George »Geohot« Hotz muss alle seine Rechner und Datenträger abgeben.

von Georg Wieselsberger,
29.01.2011 13:48 Uhr

Der erfolgreiche Hack der PlayStation 3-Firmware, der sowohl das Nutzen von Homebrew-Software und Linux als auch das Verwenden illegaler Spiele-Kopien ermöglicht, hat Folgen für George Hotz. Eine von Sony erwirkte einstweilige Verfügung, die Hotz online gestellt hat, verpflichtet ihn, innerhalb von zehn Tagen »alle Rechner, Festplatten, CD-ROMs, DVDs, USB-Sticks und alle anderen Datenträger« an die Behörden zu übergeben.
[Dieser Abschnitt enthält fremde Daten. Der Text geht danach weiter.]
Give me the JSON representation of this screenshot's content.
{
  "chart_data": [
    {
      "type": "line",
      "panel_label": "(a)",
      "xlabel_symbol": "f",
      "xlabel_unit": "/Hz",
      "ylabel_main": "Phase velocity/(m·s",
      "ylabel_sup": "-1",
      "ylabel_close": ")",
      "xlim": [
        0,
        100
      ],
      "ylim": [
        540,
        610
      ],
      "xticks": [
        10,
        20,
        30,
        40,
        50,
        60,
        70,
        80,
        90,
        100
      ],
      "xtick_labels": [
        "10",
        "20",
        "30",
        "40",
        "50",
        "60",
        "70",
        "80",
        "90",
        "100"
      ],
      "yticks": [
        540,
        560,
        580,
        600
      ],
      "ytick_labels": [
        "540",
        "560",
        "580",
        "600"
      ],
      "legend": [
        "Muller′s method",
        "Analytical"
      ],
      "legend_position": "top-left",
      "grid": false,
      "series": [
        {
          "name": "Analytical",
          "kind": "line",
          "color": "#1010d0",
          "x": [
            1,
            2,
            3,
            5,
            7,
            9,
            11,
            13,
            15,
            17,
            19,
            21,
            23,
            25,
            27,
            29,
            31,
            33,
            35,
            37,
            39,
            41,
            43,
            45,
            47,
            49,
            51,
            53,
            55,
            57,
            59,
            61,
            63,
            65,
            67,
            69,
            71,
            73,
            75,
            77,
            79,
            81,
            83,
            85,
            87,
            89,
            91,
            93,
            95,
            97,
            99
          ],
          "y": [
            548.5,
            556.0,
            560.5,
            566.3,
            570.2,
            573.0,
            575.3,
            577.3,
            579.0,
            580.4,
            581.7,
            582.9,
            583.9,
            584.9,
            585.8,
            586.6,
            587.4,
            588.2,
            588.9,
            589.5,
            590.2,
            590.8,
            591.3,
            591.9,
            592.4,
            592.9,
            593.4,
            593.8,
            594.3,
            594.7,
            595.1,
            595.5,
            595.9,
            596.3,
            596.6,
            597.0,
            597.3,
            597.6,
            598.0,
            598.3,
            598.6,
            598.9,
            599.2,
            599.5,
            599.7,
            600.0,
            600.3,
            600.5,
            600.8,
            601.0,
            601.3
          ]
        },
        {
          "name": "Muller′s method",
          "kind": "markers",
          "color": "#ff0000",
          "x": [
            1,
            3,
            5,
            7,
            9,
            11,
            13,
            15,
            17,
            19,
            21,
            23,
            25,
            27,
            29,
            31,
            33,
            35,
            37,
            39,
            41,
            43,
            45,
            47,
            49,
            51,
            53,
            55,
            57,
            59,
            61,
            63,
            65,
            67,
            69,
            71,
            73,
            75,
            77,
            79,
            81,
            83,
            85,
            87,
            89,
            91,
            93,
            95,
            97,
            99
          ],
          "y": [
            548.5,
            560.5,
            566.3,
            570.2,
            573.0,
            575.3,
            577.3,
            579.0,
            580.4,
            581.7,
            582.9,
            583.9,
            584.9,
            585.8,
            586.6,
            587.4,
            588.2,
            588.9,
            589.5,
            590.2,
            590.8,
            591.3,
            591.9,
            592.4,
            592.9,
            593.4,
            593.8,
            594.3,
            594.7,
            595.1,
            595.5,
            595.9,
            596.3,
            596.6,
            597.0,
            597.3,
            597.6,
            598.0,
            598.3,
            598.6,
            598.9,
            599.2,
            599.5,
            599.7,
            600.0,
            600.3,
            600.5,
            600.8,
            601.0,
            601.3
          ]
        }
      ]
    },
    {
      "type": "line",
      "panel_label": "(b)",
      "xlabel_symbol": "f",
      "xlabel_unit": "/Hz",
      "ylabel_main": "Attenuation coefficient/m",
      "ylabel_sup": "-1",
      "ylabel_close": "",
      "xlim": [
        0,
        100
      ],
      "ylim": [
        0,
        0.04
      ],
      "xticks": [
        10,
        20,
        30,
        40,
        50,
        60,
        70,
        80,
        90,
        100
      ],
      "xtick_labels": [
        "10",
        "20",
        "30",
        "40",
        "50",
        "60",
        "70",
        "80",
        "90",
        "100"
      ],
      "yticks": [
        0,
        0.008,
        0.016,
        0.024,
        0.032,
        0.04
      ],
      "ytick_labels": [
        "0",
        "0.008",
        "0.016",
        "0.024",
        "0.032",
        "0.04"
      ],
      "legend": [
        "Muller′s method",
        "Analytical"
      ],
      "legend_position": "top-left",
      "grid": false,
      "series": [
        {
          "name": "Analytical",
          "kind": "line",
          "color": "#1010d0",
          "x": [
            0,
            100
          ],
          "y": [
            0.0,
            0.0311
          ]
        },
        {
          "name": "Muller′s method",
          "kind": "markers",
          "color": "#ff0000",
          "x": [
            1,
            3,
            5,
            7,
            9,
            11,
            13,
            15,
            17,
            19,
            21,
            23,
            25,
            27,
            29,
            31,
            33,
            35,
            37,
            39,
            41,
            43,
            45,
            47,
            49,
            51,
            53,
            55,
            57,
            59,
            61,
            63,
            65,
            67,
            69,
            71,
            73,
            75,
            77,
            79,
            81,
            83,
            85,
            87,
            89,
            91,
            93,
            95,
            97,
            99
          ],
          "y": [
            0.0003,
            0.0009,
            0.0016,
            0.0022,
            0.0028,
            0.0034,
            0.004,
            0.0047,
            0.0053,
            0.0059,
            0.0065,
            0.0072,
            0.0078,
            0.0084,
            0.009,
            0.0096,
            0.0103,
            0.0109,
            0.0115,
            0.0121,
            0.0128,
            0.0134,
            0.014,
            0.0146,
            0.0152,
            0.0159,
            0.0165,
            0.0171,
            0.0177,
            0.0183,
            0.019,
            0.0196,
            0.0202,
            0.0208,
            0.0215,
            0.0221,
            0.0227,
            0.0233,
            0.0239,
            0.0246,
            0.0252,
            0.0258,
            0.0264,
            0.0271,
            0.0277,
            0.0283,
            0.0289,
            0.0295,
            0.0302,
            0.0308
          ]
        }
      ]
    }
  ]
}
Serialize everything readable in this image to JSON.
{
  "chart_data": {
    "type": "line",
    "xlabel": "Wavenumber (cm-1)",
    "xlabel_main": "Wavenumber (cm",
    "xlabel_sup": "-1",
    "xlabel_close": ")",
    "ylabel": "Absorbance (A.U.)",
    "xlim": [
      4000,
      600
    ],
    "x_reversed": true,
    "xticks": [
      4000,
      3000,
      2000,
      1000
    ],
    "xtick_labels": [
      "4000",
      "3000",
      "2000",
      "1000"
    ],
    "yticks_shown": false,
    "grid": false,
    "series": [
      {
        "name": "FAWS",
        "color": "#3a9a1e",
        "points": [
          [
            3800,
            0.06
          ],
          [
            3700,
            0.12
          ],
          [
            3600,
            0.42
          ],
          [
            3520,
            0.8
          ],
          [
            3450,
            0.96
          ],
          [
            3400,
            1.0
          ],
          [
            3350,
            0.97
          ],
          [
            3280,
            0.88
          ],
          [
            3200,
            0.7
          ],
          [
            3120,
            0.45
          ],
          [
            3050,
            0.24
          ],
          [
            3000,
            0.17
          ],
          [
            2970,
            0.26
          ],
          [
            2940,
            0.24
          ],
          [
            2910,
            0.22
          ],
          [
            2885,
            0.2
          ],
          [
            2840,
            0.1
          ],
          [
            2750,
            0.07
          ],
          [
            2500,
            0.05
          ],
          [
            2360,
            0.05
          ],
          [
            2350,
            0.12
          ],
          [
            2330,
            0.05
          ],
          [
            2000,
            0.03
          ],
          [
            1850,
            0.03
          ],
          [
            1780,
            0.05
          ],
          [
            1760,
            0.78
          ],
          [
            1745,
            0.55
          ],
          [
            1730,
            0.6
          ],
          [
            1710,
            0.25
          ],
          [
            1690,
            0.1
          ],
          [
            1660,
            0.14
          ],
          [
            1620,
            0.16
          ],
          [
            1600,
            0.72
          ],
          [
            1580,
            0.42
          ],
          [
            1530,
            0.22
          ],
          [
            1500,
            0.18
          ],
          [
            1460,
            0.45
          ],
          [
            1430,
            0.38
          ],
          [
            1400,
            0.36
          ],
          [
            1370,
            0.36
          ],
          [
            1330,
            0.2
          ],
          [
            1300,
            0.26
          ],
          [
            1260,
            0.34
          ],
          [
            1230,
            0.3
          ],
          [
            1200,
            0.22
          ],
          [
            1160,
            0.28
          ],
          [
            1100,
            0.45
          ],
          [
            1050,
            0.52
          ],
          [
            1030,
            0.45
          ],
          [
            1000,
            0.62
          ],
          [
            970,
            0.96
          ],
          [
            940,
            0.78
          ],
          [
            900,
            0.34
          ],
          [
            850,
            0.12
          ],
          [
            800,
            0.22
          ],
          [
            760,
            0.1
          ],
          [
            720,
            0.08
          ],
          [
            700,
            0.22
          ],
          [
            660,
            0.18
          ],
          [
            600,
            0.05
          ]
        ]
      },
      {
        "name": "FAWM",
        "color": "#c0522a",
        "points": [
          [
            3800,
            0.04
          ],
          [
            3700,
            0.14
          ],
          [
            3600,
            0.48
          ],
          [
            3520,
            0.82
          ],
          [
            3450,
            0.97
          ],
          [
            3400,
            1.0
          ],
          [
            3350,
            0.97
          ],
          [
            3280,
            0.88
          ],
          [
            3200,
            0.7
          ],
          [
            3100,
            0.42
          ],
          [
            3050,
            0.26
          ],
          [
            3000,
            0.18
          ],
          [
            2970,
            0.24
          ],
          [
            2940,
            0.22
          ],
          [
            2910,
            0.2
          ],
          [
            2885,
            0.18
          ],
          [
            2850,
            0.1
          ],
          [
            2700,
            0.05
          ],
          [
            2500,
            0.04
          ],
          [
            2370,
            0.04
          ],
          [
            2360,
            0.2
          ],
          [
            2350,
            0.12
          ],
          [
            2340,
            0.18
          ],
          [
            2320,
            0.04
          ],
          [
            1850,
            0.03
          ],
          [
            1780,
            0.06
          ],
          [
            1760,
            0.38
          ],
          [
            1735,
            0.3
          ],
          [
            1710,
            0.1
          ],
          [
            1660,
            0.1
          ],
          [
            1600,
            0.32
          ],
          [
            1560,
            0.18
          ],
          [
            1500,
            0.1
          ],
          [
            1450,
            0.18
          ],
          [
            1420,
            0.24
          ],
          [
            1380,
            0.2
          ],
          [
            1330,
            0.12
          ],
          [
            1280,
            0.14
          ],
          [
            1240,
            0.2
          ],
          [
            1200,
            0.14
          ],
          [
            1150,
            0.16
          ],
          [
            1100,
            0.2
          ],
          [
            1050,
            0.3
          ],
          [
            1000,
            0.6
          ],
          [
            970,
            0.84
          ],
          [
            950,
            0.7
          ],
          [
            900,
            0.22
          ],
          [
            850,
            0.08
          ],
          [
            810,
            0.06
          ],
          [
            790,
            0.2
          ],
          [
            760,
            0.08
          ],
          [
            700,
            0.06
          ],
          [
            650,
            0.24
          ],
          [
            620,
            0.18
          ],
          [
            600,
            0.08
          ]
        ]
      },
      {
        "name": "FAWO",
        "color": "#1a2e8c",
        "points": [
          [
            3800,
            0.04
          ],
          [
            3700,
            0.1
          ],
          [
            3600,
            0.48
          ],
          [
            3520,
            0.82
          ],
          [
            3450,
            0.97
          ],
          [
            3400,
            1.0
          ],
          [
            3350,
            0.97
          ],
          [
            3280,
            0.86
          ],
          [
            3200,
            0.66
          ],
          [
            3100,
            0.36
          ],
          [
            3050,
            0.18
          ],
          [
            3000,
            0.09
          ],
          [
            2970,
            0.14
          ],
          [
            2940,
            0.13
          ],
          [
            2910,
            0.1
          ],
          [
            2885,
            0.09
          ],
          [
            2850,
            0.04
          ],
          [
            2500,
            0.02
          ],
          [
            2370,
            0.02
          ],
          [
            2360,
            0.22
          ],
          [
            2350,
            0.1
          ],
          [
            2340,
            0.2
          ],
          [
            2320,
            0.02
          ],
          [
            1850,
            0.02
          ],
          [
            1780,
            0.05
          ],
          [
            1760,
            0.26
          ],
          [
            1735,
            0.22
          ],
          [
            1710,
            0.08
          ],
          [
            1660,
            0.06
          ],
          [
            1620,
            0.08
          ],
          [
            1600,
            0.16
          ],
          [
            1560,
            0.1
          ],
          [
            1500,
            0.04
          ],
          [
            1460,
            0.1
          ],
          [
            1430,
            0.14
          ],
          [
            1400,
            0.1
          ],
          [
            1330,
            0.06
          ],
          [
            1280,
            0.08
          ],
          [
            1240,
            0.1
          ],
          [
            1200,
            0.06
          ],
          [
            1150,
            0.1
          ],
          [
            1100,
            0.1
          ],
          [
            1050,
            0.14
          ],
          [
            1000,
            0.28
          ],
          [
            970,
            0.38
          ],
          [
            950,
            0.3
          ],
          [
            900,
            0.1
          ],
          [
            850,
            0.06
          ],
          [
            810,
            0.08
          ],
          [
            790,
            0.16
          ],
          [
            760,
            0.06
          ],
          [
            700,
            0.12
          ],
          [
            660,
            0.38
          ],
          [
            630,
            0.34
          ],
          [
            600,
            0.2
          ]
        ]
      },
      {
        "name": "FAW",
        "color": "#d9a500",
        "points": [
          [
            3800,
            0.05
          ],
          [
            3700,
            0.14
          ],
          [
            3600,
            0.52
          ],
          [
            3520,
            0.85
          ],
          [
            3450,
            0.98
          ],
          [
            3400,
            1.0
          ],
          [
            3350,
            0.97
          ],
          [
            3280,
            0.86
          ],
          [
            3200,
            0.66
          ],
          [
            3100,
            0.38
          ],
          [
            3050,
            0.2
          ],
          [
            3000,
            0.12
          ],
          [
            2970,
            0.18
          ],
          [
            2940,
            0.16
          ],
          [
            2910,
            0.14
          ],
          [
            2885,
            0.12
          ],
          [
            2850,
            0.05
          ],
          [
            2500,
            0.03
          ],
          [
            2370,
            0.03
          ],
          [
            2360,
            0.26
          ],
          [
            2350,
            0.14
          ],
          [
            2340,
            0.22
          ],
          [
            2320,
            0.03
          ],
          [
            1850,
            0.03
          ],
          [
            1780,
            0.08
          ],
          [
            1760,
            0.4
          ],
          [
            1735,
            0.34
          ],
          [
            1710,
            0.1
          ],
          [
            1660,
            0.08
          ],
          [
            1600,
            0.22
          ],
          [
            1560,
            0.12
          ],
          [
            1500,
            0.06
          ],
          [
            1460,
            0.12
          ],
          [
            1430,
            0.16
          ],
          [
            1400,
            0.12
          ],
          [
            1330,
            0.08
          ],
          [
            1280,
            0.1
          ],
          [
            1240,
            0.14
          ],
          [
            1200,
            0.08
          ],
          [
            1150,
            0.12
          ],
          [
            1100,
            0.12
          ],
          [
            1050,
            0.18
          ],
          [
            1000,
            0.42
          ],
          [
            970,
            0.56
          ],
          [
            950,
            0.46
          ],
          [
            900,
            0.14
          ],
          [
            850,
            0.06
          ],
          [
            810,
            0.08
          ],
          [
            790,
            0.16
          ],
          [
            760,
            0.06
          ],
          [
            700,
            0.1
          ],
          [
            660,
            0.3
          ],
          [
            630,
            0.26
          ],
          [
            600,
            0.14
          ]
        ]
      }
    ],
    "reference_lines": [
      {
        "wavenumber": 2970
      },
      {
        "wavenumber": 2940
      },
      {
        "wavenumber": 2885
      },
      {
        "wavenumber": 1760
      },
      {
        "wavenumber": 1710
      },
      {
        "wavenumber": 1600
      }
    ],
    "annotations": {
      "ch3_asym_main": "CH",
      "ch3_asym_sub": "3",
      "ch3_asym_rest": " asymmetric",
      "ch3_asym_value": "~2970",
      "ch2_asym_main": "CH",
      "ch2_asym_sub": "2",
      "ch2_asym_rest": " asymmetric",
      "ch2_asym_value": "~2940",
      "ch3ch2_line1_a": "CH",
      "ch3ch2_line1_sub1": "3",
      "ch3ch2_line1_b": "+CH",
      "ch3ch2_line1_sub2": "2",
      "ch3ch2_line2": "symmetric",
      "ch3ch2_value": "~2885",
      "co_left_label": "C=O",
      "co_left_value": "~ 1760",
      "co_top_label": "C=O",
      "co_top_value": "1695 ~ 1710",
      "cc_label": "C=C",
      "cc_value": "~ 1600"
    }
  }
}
Außerdem wird ihm untersagt, Informationen zu verbreiten, die beim »unerlaubten Zugriff auf das PS3-System« oder dem Umgehen des Kopierschutzes helfen könnten. Allerdings dürften diese juristischen Schritte Sony auch nicht dabei helfen, die PlayStation 3 wieder abzusichern.

Der am 27. Januar veröffentlichte Patch mit Firmwareversion 3.56 wurde innerhalb weniger Stunden bereits wieder überlistet, diesmal von einem Hacker namens »KaKaRoTo«.